Highly active antiretroviral therapy dramatically decreases in vivo viral replication to levels below the level of clinical detection, but does not eradicate HIV-1 infection on the basis of persistent low-level or cryptic viral replication and latent provirus in resting CD4+ T lymphocytes. Immune activation therapy has begun to be used in attempts to increase the turnover rate of the latent virus reservoir through activation of infected cells that comprise this reservoir, in order to promote cell death and accelerate virus clearance. Recent reports have not demonstrated complete virus ablation. Autologous hematopoietic cell transplantation now appears as a safe, feasible, and reasonable approach for Aids-related lymphoma in patients who meet criteria for transplantation. The hypothesis is based on the possibility that hematopoietic stem cells from a HIV-positive patient could be collected before the patient becomes infected with HIV. Then, the proposed treatment consists of the following assumptions. HAART keeps viral replication below the level of detection, limiting the infection to latent provirus in resting CD4+ T lymphocytes. It is presumed here that myeloablative conditioning regimen can lead to the killing of all the cells that, in theory, harbour the virus. The following transplantation of the autologous hematopoietic stem cells, collected before HIV infection, would allow the complete recovery. The hypothesis is to be tested on a suitable animal model. After the collection of hematopoietic stem cells, the animal is experimentally infected with the immunodeficiency virus. HAART is given after plasma viral RNA becomes detectable. By myeloablative conditioning regimen all the cells harbouring the virus are supposed to be killed. Then, as the viral load is kept undetectable by HAART, the animal undergoes autologous hematopoietic stem cell transplantation. Antiretroviral therapy is interrupted a month after engraftment has taken place. Although hematopoietic stem cells from man before infection with HIV are unlikely to be available, a successful test on the animal would suggest a new approach which could allow the cure of HIV in future.

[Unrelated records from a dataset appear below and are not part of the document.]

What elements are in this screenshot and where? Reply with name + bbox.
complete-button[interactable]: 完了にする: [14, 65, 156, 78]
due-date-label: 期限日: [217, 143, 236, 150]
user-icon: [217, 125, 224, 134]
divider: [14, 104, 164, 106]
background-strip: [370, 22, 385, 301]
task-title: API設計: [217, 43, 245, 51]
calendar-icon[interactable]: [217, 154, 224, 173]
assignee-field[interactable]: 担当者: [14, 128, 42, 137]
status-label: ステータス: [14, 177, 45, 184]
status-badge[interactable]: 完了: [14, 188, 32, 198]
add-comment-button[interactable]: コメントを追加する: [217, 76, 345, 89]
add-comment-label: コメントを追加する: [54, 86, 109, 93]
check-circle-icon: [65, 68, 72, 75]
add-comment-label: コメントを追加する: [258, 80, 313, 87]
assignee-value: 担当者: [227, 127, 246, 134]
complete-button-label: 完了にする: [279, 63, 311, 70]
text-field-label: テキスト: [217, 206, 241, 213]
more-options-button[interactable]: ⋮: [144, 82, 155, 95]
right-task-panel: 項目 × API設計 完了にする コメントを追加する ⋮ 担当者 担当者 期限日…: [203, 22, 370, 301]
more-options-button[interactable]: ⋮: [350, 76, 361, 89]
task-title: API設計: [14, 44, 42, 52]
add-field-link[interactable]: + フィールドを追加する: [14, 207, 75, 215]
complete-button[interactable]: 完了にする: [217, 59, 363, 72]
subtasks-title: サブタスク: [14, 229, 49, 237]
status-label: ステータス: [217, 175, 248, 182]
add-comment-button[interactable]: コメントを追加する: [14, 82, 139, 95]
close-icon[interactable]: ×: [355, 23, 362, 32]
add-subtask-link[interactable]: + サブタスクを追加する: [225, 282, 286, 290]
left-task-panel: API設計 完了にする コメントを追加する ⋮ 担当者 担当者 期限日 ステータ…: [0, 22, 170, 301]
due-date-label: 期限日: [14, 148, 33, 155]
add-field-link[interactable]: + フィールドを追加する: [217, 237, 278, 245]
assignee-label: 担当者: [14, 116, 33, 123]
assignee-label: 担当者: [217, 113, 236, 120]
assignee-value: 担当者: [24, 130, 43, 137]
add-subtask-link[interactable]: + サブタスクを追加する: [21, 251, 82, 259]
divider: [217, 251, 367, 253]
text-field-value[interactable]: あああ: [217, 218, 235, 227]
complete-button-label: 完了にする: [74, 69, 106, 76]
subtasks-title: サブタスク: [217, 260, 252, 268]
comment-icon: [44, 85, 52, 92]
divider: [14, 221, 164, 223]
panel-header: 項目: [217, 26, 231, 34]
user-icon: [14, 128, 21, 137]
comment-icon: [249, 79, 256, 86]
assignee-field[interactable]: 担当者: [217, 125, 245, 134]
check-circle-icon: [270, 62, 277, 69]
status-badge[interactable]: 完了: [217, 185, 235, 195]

高效抗逆转录病毒疗法可显著降低体内病毒复制水平,使其降至临床检测水平以下,但由于静息CD4+ T淋巴细胞中持续存在低水平或隐匿性病毒复制以及潜伏性前病毒,该疗法无法根除HIV-1感染。免疫激活疗法已开始用于尝试通过激活构成该病毒库的感染细胞来提高潜伏病毒库的周转率,以促进细胞死亡并加速病毒清除。近期报告尚未证明能完全消除病毒。自体造血细胞移植目前似乎是符合移植标准的艾滋病相关淋巴瘤患者的一种安全、可行且合理的治疗方法。该假设基于这样一种可能性,即HIV阳性患者的造血干细胞可在其感染HIV之前采集。然后,拟议的治疗包括以下设想。高效抗逆转录病毒疗法将病毒复制水平维持在检测水平以下,将感染限制在静息CD4+ T淋巴细胞中的潜伏性前病毒。在此假定,清髓性预处理方案可导致理论上所有携带病毒的细胞被杀死。随后移植在HIV感染之前采集的自体造血干细胞,将实现完全恢复。该假设有待在合适的动物模型上进行验证。采集造血干细胞后,使动物通过实验感染免疫缺陷病毒。在血浆病毒RNA可检测到后给予高效抗逆转录病毒疗法。通过清髓性预处理方案,假定所有携带病毒的细胞都将被杀死。然后,由于高效抗逆转录病毒疗法使病毒载量保持不可检测,动物接受自体造血干细胞移植。移植后一个月中断抗逆转录病毒治疗。尽管不太可能获得未感染HIV的人类造血干细胞,但在动物身上的成功试验将提示一种新方法,有望在未来治愈HIV。